20131125_065205(foto di poetella)

 

 

 

Niente parole. Vengono su isolate o magari a coppie

in fila per tre, a gruppetti, a fiotti poi

scompaiono. Come un’evaporazione.

 

Stamattina guardavo il fiume

dal balcone, ovvio

una presenza fumosa, fluttuante in levitazione magica

esalava e stazionava a mezz’aria oltre

le case le cose, la cava

di tufo i tralicci. I piccoli occhi di luce

poco prima del chiaro disteso del giorno.

 

Il fiume. Ne percepivo la presenza  solo attraverso  quei vapori

nebbie? Sospiri ascensionali di risvegli e sonno.

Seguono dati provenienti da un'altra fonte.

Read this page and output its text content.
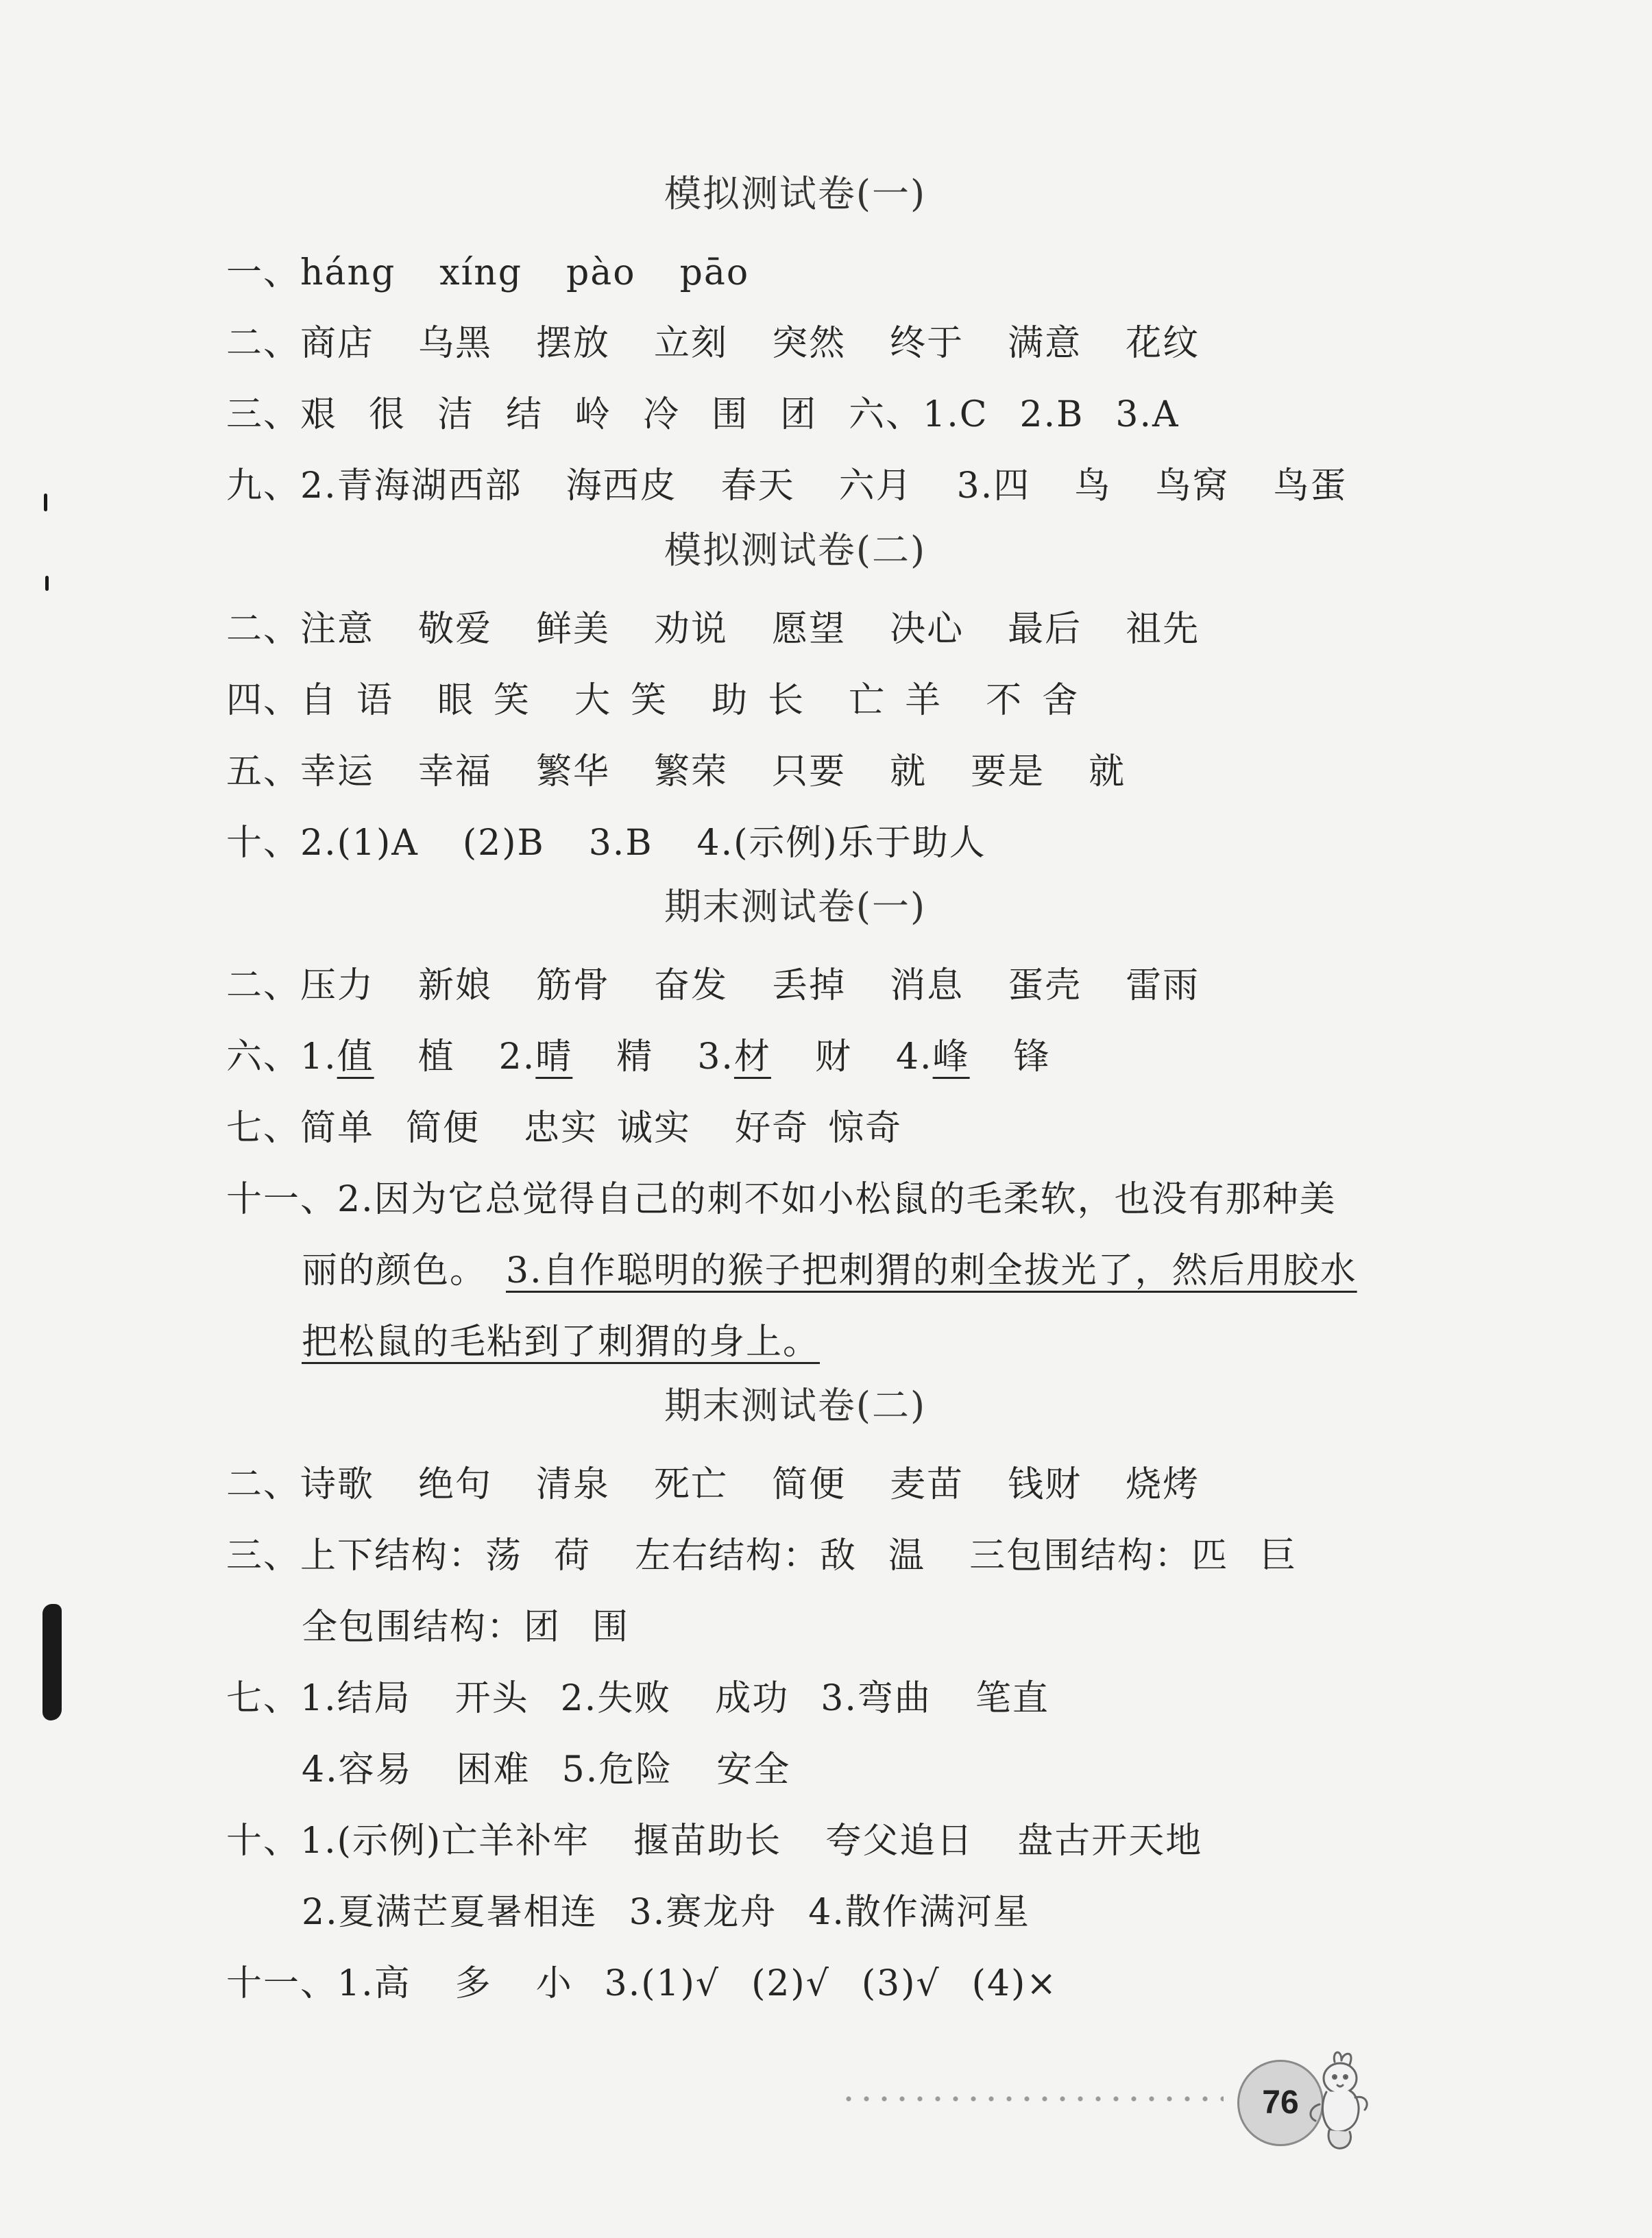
模拟测试卷(一)
一、háng xíng pào pāo
二、商店 乌黑 摆放 立刻 突然 终于 满意 花纹
三、艰 很 洁 结 岭 冷 围 团 六、1.C 2.B 3.A
九、2.青海湖西部 海西皮 春天 六月 3.四 鸟 鸟窝 鸟蛋
模拟测试卷(二)
二、注意 敬爱 鲜美 劝说 愿望 决心 最后 祖先
四、自 语 眼 笑 大 笑 助 长 亡 羊 不 舍
五、幸运 幸福 繁华 繁荣 只要 就 要是 就
十、2.(1)A (2)B 3.B 4.(示例)乐于助人
期末测试卷(一)
二、压力 新娘 筋骨 奋发 丢掉 消息 蛋壳 雷雨
六、1.值 植 2.晴 精 3.材 财 4.峰 锋
七、简单 简便 忠实 诚实 好奇 惊奇
十一、2.因为它总觉得自己的刺不如小松鼠的毛柔软，也没有那种美
丽的颜色。 3.自作聪明的猴子把刺猬的刺全拔光了，然后用胶水
把松鼠的毛粘到了刺猬的身上。
期末测试卷(二)
二、诗歌 绝句 清泉 死亡 简便 麦苗 钱财 烧烤
三、上下结构：荡 荷 左右结构：敌 温 三包围结构：匹 巨
全包围结构：团 围
七、1.结局 开头 2.失败 成功 3.弯曲 笔直
4.容易 困难 5.危险 安全
十、1.(示例)亡羊补牢 揠苗助长 夸父追日 盘古开天地
2.夏满芒夏暑相连 3.赛龙舟 4.散作满河星
十一、1.高 多 小 3.(1)√ (2)√ (3)√ (4)×
76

Ci si appropriava così del luogo del suo giacere mobile

attraverso il suo doppio incorporeo.

 

Di quante parvenze dovremmo mai accontentarci, noi che vorremmo

tenere toccare guardare senza più questa miopia

di certezze  quest’astigmatismo questa presbiopia di sogni?

 

Quanta consapevolezza pretendono gli astri,

Saturno o che ne so, chi per lui

che transiti in cielo di nostra coscienza?

 

E tu? Una nebbia di pensieri mi delinea il tuo esistere,

un’esalazione lontana

vedi il fiume? Come il fiume una nebbia

 

disegno dei miei desideri, dei tuoi incanti

senza sapere il dove il con chi il cosa il quando.

Senza chiedere, si chiede alla nebbia?

 

e alla nebbia appendere parole minute. A ri-generarsi.